Geometric phases and hidden gauge symmetry

TL;DR

This paper reviews the second quantized approach to geometric phases, revealing a hidden gauge symmetry that unifies the understanding of adiabatic and non-adiabatic phases and analyzing the transition between them.

Contribution

It introduces a hidden local gauge symmetry in second quantization that unifies geometric phases and analyzes the adiabatic to non-adiabatic transition quantitatively.

Findings

The hidden gauge symmetry controls all known geometric phases.

The topology of Berry's phase is trivial and fragile against non-adiabatic deformation.

The formulation does not rely on the projective Hilbert space concept.

Abstract

The second quantized approach to geometric phases is reviewed.
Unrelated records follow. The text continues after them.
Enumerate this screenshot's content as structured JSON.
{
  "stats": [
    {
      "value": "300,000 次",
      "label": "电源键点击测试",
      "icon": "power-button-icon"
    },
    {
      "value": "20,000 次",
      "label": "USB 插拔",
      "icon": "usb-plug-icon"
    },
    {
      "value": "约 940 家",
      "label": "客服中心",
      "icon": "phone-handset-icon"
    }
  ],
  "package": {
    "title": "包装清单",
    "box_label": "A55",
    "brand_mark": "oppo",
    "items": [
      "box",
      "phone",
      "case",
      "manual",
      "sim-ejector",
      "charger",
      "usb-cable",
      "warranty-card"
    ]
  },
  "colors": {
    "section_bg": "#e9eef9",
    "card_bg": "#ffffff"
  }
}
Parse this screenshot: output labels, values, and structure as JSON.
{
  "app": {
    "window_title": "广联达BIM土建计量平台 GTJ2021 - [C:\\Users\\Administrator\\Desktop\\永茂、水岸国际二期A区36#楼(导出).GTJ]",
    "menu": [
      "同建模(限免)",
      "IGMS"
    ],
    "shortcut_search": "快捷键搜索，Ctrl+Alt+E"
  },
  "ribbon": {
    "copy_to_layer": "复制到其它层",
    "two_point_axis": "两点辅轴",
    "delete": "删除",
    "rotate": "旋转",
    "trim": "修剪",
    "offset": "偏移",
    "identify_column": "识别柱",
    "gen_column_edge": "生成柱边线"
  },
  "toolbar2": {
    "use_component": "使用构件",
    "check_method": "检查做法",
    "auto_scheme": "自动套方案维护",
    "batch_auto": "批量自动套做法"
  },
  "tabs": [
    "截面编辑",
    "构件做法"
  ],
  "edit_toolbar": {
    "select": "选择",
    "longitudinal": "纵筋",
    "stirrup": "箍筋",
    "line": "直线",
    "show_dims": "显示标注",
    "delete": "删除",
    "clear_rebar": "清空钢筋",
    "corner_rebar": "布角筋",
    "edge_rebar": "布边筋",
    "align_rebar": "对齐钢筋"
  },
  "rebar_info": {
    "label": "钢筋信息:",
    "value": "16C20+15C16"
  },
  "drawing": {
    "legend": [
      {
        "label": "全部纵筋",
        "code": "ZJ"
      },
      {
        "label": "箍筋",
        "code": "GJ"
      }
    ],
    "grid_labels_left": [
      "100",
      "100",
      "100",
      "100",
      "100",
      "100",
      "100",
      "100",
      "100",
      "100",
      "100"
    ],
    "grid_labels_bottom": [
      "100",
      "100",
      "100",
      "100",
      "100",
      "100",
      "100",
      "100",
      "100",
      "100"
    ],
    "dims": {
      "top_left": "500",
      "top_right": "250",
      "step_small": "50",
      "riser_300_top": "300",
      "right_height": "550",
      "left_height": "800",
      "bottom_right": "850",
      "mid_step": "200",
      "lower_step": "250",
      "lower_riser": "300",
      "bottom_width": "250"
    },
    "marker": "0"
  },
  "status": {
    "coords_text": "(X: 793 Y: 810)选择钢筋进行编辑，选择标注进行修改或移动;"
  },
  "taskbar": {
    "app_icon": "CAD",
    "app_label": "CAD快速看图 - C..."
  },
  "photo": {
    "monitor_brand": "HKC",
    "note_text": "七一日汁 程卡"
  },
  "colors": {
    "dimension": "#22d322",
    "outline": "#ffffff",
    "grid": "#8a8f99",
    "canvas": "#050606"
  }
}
The second quantization generally induces a hidden local (time-dependent) gauge symmetry. This gauge symmetry defines the parallel transport and holonomy, and thus it controls all the known geometric phases, either adiabatic or non-adiabatic, in a unified manner. The transitional region from the adiabatic to non-adiabatic phases is thus analyzed in a quantitative way. It is then shown that the topology of the adiabatic Berry's phase is trivial in a precise sense and also the adiabatic phase is rather fragile against the non-adiabatic deformation. In this formulation, the notion such as the projective Hilbert space does not appear.